The potential limitations of this study must be considered. The postoperative pain experience may be different for patients with other conditions, which could alter study results. Also, the gold standard (presence or absence of pain: yes or no) used for evaluation of sensitivity and specificity of the CPOT in intubated patients was limited because it did not allow us to describe the degree of the patients' pain intensity. Moreover, postoperative drowsiness led to missing data for some patients. Finally, potential bias of the investigator and her colleague are possible. More raters should be used in subsequent evaluations of the CPOT.
Although the patient's self-report represents the most valid measure for pain, it may be impossible to use in many critically ill patients. As already noted by Anand and Craig,
for critically ill nonverbal adults, pain behaviors are valuable forms of self-report and should be considered as alternative measures of pain. The change in these behaviors after analgesic therapy should also be assessed. Thus, the use of the CPOT may expedite pain management in patients with difficulties in communication.
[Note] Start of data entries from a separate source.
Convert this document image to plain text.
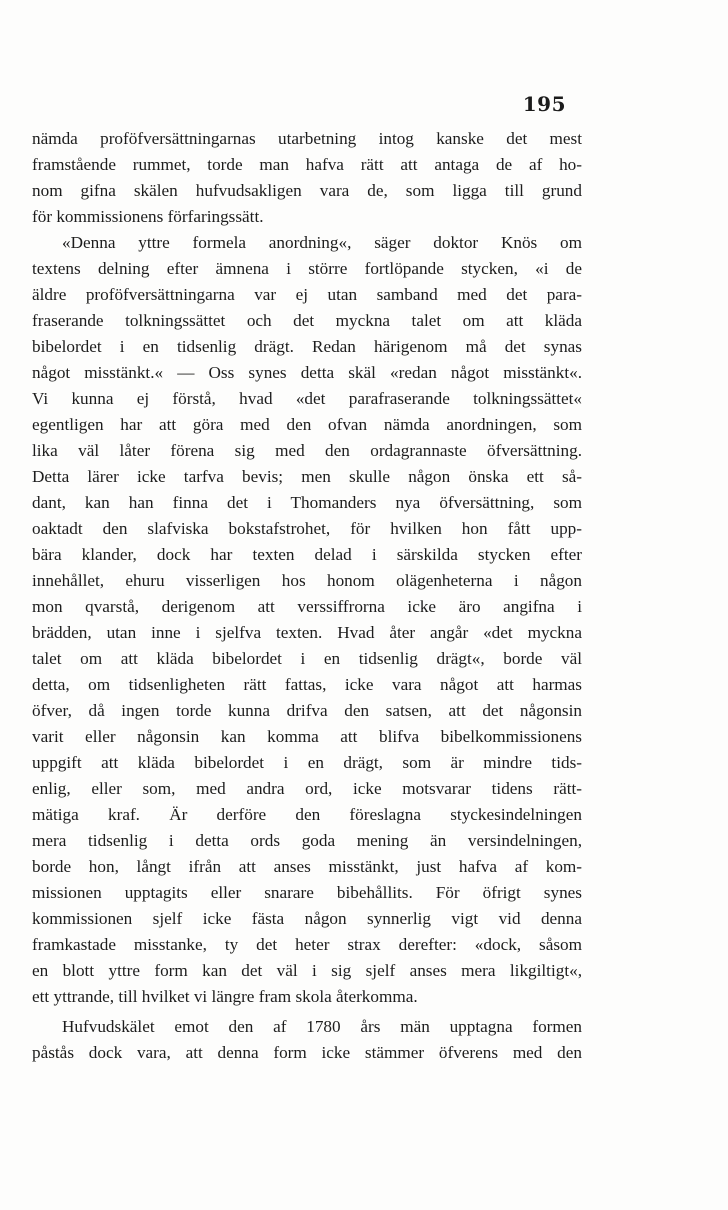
195
nämda proföfversättningarnas utarbetning intog kanske det mest
framstående rummet, torde man hafva rätt att antaga de af ho-
nom gifna skälen hufvudsakligen vara de, som ligga till grund
för kommissionens förfaringssätt.
«Denna yttre formela anordning«, säger doktor Knös om
textens delning efter ämnena i större fortlöpande stycken, «i de
äldre proföfversättningarna var ej utan samband med det para-
fraserande tolkningssättet och det myckna talet om att kläda
bibelordet i en tidsenlig drägt. Redan härigenom må det synas
något misstänkt.« — Oss synes detta skäl «redan något misstänkt«.
Vi kunna ej förstå, hvad «det parafraserande tolkningssättet«
egentligen har att göra med den ofvan nämda anordningen, som
lika väl låter förena sig med den ordagrannaste öfversättning.
Detta lärer icke tarfva bevis; men skulle någon önska ett så-
dant, kan han finna det i Thomanders nya öfversättning, som
oaktadt den slafviska bokstafstrohet, för hvilken hon fått upp-
bära klander, dock har texten delad i särskilda stycken efter
innehållet, ehuru visserligen hos honom olägenheterna i någon
mon qvarstå, derigenom att verssiffrorna icke äro angifna i
brädden, utan inne i sjelfva texten. Hvad åter angår «det myckna
talet om att kläda bibelordet i en tidsenlig drägt«, borde väl
detta, om tidsenligheten rätt fattas, icke vara något att harmas
öfver, då ingen torde kunna drifva den satsen, att det någonsin
varit eller någonsin kan komma att blifva bibelkommissionens
uppgift att kläda bibelordet i en drägt, som är mindre tids-
enlig, eller som, med andra ord, icke motsvarar tidens rätt-
mätiga kraf. Är derföre den föreslagna styckesindelningen
mera tidsenlig i detta ords goda mening än versindelningen,
borde hon, långt ifrån att anses misstänkt, just hafva af kom-
missionen upptagits eller snarare bibehållits. För öfrigt synes
kommissionen sjelf icke fästa någon synnerlig vigt vid denna
framkastade misstanke, ty det heter strax derefter: «dock, såsom
en blott yttre form kan det väl i sig sjelf anses mera likgiltigt«,
ett yttrande, till hvilket vi längre fram skola återkomma.
Hufvudskälet emot den af 1780 års män upptagna formen
påstås dock vara, att denna form icke stämmer öfverens med den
In future work, the sensitivity and the specificity of the CPOT need to be studied in different critical care populations and associated with a variety of nociceptive procedures. Inclusion of other behavioral or physiological indicators in the tool could also be considered for testing.
Conclusions
The specificity of the CPOT was high across all conditions (no exposure and nociceptive exposure), but sensitivity was high only during nociceptive exposure. Sensitivity and specificity of behavioral indicators need to be further explored in different critically ill populations and various situations or procedures. Development of reliable and valid pain assessment tools to be used for patients who are not able to self-report is an essential first step toward better pain management for this vulnerable group of critically ill patients. The CPOT is a valid tool and various psychometric qualities have been examined. Available in English and French, it is already being used for research or clinical purposes in North America and requests to translate the tool in other languages were recently made.
This work was supported by a Postdoctoral Fellowship from the Fonds de recherche en santé du Québec and the Fondation de recherche en sciences infirmières du Québec.